Minn. petition calls for two-year frac sand ban; Dayton won’t go it alone
RED WING, Minn. -- A group of Minnesota residents drove to the state Capitol on Tuesday to deliver a petition calling for a ban on silica sand mining in southeast Minnesota, but Gov. Mark Dayton said he wouldn’t act without the Legislature.
More than 6,000 people signed the petition for a two-year moratorium on mining silica, also called frac sand, in southeastern counties, as well as the creation of statewide regulations to protect water and air quality, according to the Land Stewardship Project, a nonprofit group for sustainable land policy.
Although Dayton supported a moratorium during the 2013 session, legal counsel has advised him against imposing a mining ban unilaterally, according to a statement Tuesday by press secretary Matt Swenson. He said citizens should instead urge local officials to enact regulations — including moratoriums — as authorized under state law.

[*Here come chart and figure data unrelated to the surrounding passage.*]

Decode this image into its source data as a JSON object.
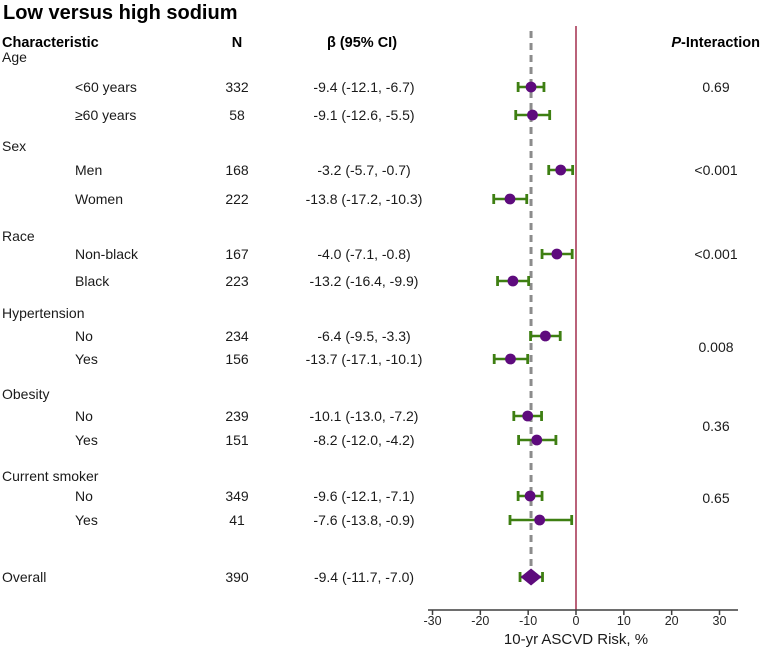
{
  "title": "Low versus high sodium",
  "header": {
    "characteristic": "Characteristic",
    "n": "N",
    "beta": "β (95% CI)",
    "p_italic": "P",
    "p_rest": "-Interaction"
  },
  "colors": {
    "marker": "#5e0b7d",
    "error_bar": "#3e7f12",
    "zero_line": "#a93b58",
    "reference_line": "#8c8c8c",
    "axis": "#3f3f3f",
    "text": "#1a1a1a"
  },
  "chart_data": {
    "type": "scatter",
    "subtype": "forest-plot",
    "title": "Low versus high sodium",
    "xlabel": "10-yr ASCVD Risk, %",
    "xlim": [
      -31,
      34
    ],
    "xticks": [
      -30,
      -20,
      -10,
      0,
      10,
      20,
      30
    ],
    "zero_line": 0,
    "reference_line": -9.4,
    "grid": false,
    "legend": "none",
    "groups": [
      {
        "label": "Age",
        "p_interaction": "0.69",
        "items": [
          {
            "label": "<60 years",
            "n": "332",
            "beta": "-9.4 (-12.1, -6.7)",
            "est": -9.4,
            "lo": -12.1,
            "hi": -6.7
          },
          {
            "label": "≥60 years",
            "n": "58",
            "beta": "-9.1 (-12.6, -5.5)",
            "est": -9.1,
            "lo": -12.6,
            "hi": -5.5
          }
        ]
      },
      {
        "label": "Sex",
        "p_interaction": "<0.001",
        "items": [
          {
            "label": "Men",
            "n": "168",
            "beta": "-3.2 (-5.7, -0.7)",
            "est": -3.2,
            "lo": -5.7,
            "hi": -0.7
          },
          {
            "label": "Women",
            "n": "222",
            "beta": "-13.8 (-17.2, -10.3)",
            "est": -13.8,
            "lo": -17.2,
            "hi": -10.3
          }
        ]
      },
      {
        "label": "Race",
        "p_interaction": "<0.001",
        "items": [
          {
            "label": "Non-black",
            "n": "167",
            "beta": "-4.0 (-7.1, -0.8)",
            "est": -4.0,
            "lo": -7.1,
            "hi": -0.8
          },
          {
            "label": "Black",
            "n": "223",
            "beta": "-13.2 (-16.4, -9.9)",
            "est": -13.2,
            "lo": -16.4,
            "hi": -9.9
          }
        ]
      },
      {
        "label": "Hypertension",
        "p_interaction": "0.008",
        "items": [
          {
            "label": "No",
            "n": "234",
            "beta": "-6.4 (-9.5, -3.3)",
            "est": -6.4,
            "lo": -9.5,
            "hi": -3.3
          },
          {
            "label": "Yes",
            "n": "156",
            "beta": "-13.7 (-17.1, -10.1)",
            "est": -13.7,
            "lo": -17.1,
            "hi": -10.1
          }
        ]
      },
      {
        "label": "Obesity",
        "p_interaction": "0.36",
        "items": [
          {
            "label": "No",
            "n": "239",
            "beta": "-10.1 (-13.0, -7.2)",
            "est": -10.1,
            "lo": -13.0,
            "hi": -7.2
          },
          {
            "label": "Yes",
            "n": "151",
            "beta": "-8.2 (-12.0, -4.2)",
            "est": -8.2,
            "lo": -12.0,
            "hi": -4.2
          }
        ]
      },
      {
        "label": "Current smoker",
        "p_interaction": "0.65",
        "items": [
          {
            "label": "No",
            "n": "349",
            "beta": "-9.6 (-12.1, -7.1)",
            "est": -9.6,
            "lo": -12.1,
            "hi": -7.1
          },
          {
            "label": "Yes",
            "n": "41",
            "beta": "-7.6 (-13.8, -0.9)",
            "est": -7.6,
            "lo": -13.8,
            "hi": -0.9
          }
        ]
      }
    ],
    "overall": {
      "label": "Overall",
      "n": "390",
      "beta": "-9.4 (-11.7, -7.0)",
      "est": -9.4,
      "lo": -11.7,
      "hi": -7.0,
      "marker": "diamond"
    }
  }
}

The Land Stewardship Project contends Dayton can order a mining ban under the 1973 Critical Areas Act, which gives the state power to regulate areas “possessing important historic, cultural or esthetic values, or natural systems which perform functions of greater than local significance” that could be harmed by development.
“This directly applies to southeast Minnesota’s bluff country with its karst topography, world-class trout streams and strong heritage of family-farm agriculture,” said Marilyn Frauenkron Bayer, a Land Stewardship Project member from Winona County.

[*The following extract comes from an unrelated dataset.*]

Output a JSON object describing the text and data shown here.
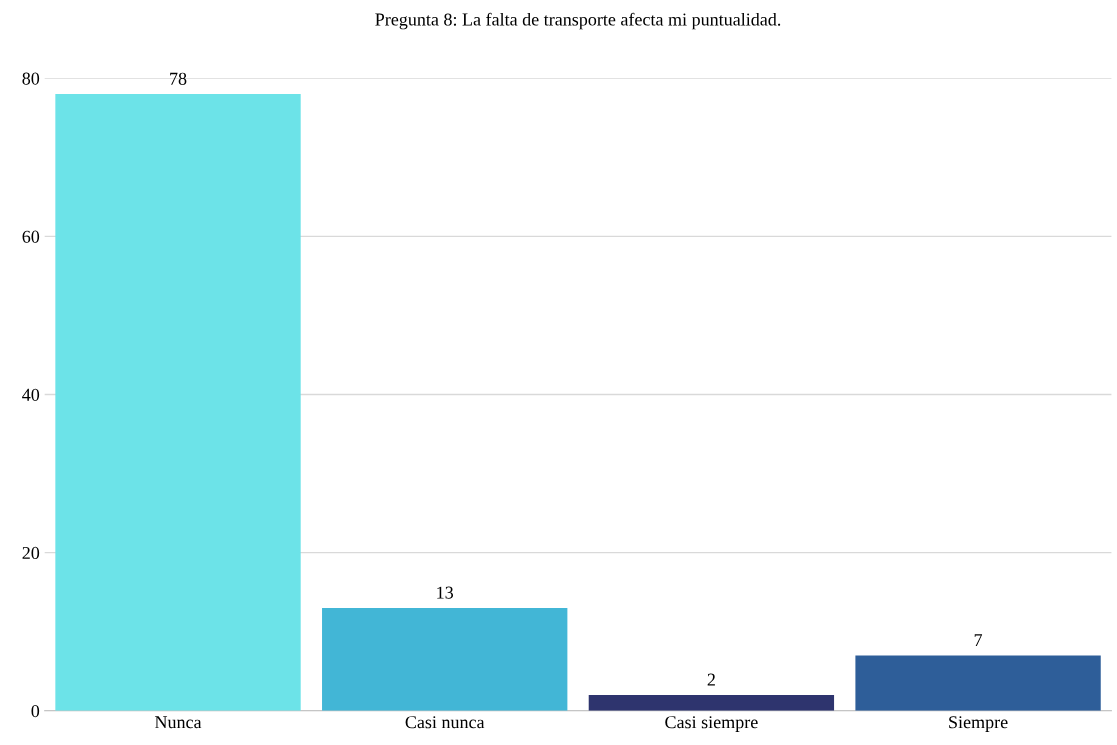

But using the Critical Areas Act would be an “overreach,” said Dennis Egan, executive director of the Minnesota Industrial Sand Council. The former Red Wing mayor stepped down last spring amid controversy over his work with the industry group.
“There are no active proposals for new silica sand projects in southeastern Minnesota,” Egan said. “And state law ensures that any significant new projects will be subject to stringent environmental review before any permit decisions are made.”
Silica is used in hydraulic fracturing, a type of mining that uses water pressure to crack rock formations and extract oil and natural gas. Parts of Minnesota and Wisconsin are abundant in quartz-rich sand prized by mining companies.
Majority favor a ban
Delivery of the petition came a day after the Land Stewardship Project released a poll showing a majority of Minnesotans oppose increased silica mining in the state and favor a moratorium. About 64 percent of respondents said they support a two-year ban on new sand mines in southeastern Minnesota while research continues on environmental impacts.
“Action is needed because frac sand mining destroys the land, puts our aquifers at risk, decreases home values and pollutes our water and air, along with who knows what other unintended consequences,” Bayer said.
The group commissioned Fairbank, Maslin, Maullin & Associates and Public Opinion Strategies to conduct the poll in February. The sample included phone interviews with voters in Fillmore, Goodhue, Houston, Olmstead, Wabasha and Winona counties.
Mining proponents say regional sand mining will spur the economy and lead to energy independence through increased domestic oil output, but residents in potential mining spots have concerns about water and air contamination caused by sand extraction and processing.
“We cannot let short-term profits for a few investors come at the expensive of our environment and our small-town living,” said Lynn Schoen, a Wabasha City Council member. She was among the group that delivered the petition Tuesday.
A number of local governments around the region have considered or enacted mining bans and updated ordinances, including Goodhue County’s 30-month extended moratorium that expired March 6.
The Legislature passed laws last year directing the Environmental Quality Board, Minnesota Pollution Control Agency, Department of Natural Resources and other state agencies to develop regulations for silica operations and give technical assistance to counties and cities.
Egan said the new laws strengthen local governments, which are best suited to make land-use decisions in their jurisdictions.